I am happy to announce that the Datumbox Machine Learning Framework is now open sourced under GPL 3.0 and you can download its code from Github!
What types of models/algorithms are supported?
The framework is divided in several Layers such as Machine Learning, Statistics, Mathematics, Algorithms and Utilities. Each of them provides a series of classes that are used for training machine learning models. The two most important layers are the Statistics and the Machine Learning layer.
The Statistics layer provides classes for calculating descriptive statistics, performing various types of sampling, estimating CDFs and PDFs from commonly used probability distributions and performing over 35 parametric and non-parametric tests. Such types of classes are usually necessary while performing explanatory data analysis, sampling and feature selection.
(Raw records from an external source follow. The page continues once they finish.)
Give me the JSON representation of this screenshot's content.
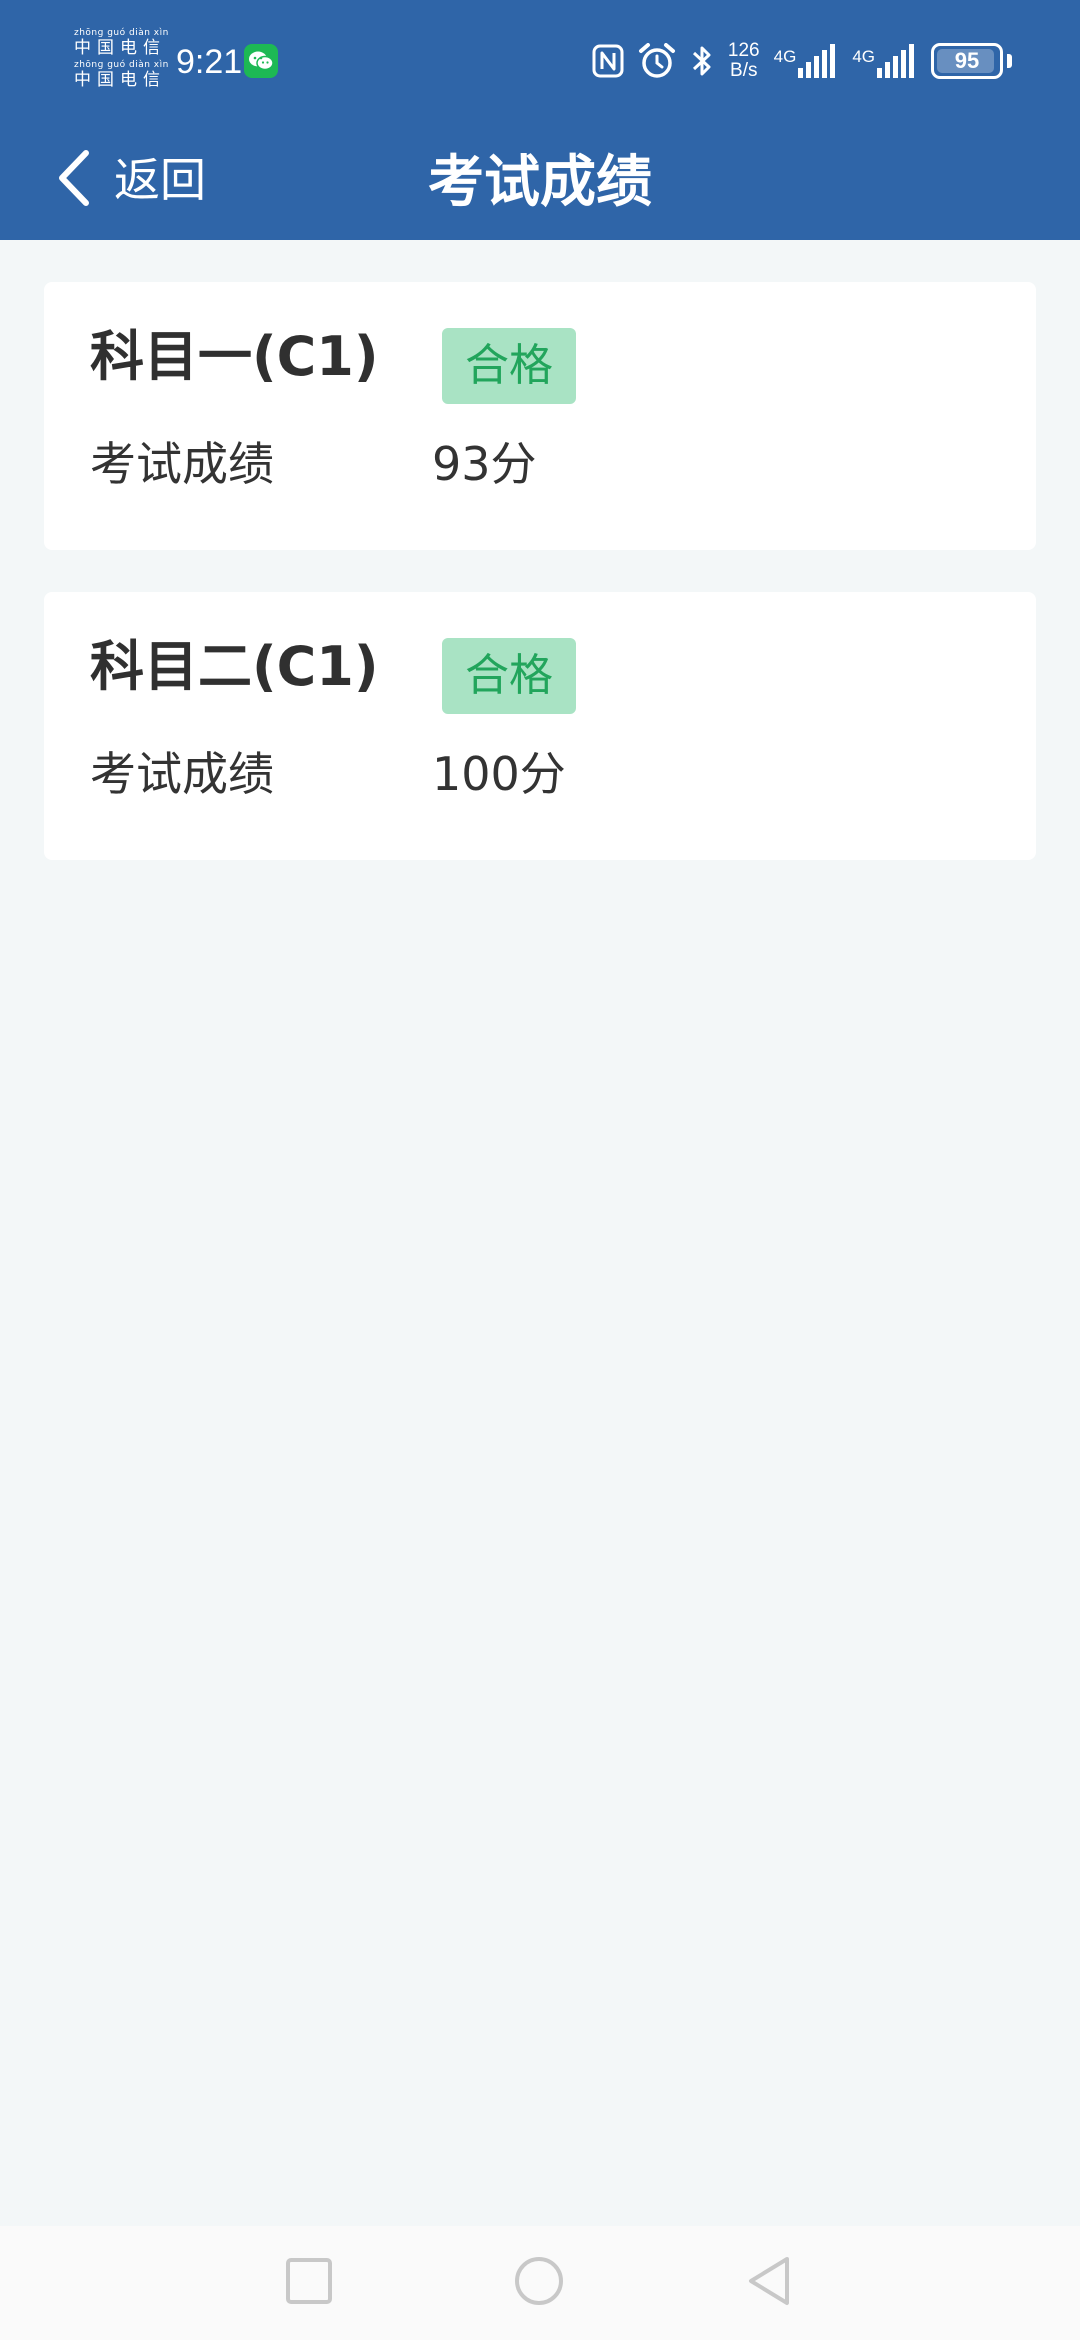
{
  "status_bar": {
    "carrier_lines": [
      {
        "pinyin": "zhōng guó diàn xìn",
        "hanzi": "中国电信"
      },
      {
        "pinyin": "zhōng guó diàn xìn",
        "hanzi": "中国电信"
      }
    ],
    "time": "9:21",
    "net_speed_value": "126",
    "net_speed_unit": "B/s",
    "signal_1_label": "4G",
    "signal_2_label": "4G",
    "battery_level": "95",
    "icons": [
      "wechat-icon",
      "nfc-icon",
      "alarm-icon",
      "bluetooth-icon",
      "signal-icon",
      "battery-icon"
    ]
  },
  "title_bar": {
    "back_label": "返回",
    "title": "考试成绩"
  },
  "exams": [
    {
      "subject": "科目一(C1)",
      "status": "合格",
      "score_label": "考试成绩",
      "score": "93分"
    },
    {
      "subject": "科目二(C1)",
      "status": "合格",
      "score_label": "考试成绩",
      "score": "100分"
    }
  ],
  "colors": {
    "header_bg": "#2f65a8",
    "page_bg": "#f3f7f8",
    "badge_bg": "#a9e3c4",
    "badge_text": "#22a55c"
  },
  "nav_bar": {
    "buttons": [
      "recent-apps",
      "home",
      "back"
    ]
  }
}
The Machine Learning layer provides classes can be used in a large number of problems including Classification, Regression, Cluster Analysis, Topic Modeling, Dimensionality Reduction, Feature Selection, Ensemble Learning and Recommender Systems. Here are some of the supported algorithms: LDA, Max Entropy, Naive Bayes, SVM, Bootstrap Aggregating, Adaboost, Kmeans, Hierarchical Clustering, Dirichlet Process Mixture Models, Softmax Regression, Ordinal Regression, Linear Regression, Stepwise Regression, PCA and more.